Before Searching....

The data sources listed in this guide (and all the ones to which Harvard Library subscribe) generally describe the data they contain as being summery or micro or codebooks. If these words are unfamiliar to you, here are some data definitions:

  • Summary-Level Data: Summary-level data are published data points in either print or electronic format. You would use summary-level data if you were looking for a quick statistic such as the unemployment rate for the current month or if you wanted to see a table of statistics, such as GDP for various countries during a specific time period.
  • Micro-Level Data: Micro-level data files are the numerically-coded results of individual responses to such files as the census questionnaires, public opinion surveys, etc. You have much more flexibility to work with the data and run statistical analyses on the extracted data. The data are in an unanalyzed, raw format of columns and rows, usually in ASCII format but not always.
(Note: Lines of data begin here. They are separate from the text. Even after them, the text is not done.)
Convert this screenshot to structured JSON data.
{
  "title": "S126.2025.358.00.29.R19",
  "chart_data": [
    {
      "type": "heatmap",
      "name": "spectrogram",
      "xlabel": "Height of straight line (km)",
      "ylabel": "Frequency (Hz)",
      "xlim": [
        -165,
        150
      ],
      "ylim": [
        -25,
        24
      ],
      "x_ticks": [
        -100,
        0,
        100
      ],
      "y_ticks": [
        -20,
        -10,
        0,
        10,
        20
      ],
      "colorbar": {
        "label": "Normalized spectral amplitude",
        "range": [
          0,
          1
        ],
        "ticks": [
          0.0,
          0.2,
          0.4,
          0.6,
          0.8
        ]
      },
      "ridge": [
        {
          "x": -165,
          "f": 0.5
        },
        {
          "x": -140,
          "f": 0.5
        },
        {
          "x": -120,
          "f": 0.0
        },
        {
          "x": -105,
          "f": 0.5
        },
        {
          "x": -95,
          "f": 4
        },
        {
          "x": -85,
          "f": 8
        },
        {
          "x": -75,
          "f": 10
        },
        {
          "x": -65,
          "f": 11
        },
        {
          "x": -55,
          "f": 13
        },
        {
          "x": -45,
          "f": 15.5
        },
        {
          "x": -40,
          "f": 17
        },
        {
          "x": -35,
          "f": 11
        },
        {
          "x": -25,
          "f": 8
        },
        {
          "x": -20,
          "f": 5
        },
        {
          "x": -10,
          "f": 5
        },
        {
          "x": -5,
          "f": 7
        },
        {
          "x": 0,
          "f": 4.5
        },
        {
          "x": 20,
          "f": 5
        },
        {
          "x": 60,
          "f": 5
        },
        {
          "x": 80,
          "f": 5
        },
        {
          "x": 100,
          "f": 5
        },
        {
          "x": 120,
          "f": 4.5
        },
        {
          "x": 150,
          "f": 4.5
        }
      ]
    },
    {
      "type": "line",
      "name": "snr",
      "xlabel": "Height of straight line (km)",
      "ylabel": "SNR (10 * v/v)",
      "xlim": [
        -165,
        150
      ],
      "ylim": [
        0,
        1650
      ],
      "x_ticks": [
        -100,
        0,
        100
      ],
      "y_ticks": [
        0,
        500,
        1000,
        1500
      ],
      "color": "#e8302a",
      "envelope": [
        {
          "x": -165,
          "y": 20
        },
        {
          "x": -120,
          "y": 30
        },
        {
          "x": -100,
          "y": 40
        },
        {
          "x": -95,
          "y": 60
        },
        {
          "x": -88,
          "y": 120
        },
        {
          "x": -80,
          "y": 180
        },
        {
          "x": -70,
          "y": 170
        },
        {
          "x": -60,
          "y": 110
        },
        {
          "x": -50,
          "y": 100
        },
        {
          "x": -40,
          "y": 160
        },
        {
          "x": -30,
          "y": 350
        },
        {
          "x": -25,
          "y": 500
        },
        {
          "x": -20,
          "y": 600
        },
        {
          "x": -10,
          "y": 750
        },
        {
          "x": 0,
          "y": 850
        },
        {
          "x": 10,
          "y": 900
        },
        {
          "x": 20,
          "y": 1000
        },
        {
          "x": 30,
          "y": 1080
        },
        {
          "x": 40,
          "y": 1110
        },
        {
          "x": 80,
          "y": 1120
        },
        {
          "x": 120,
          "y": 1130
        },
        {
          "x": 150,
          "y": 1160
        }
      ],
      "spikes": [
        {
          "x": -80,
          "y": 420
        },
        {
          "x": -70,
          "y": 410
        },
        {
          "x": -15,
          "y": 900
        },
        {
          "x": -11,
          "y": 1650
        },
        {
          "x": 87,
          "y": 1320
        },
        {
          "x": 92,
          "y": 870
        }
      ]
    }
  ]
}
Some raw data files are accompanied by files in SPSS, SAS or other statistical software format for easier use in these packages. If you are working with only the raw data, you must consult the data documentation (codebook) and write a small program or use an extraction program to have the computer "read" in the data into a useable format.
  • Data Documentation/Codebooks: Codebooks provide information on the structure, content, and layout of a data file and the questionnaire, if any, used for the survey or study. Many codebooks are available electronically with the data file.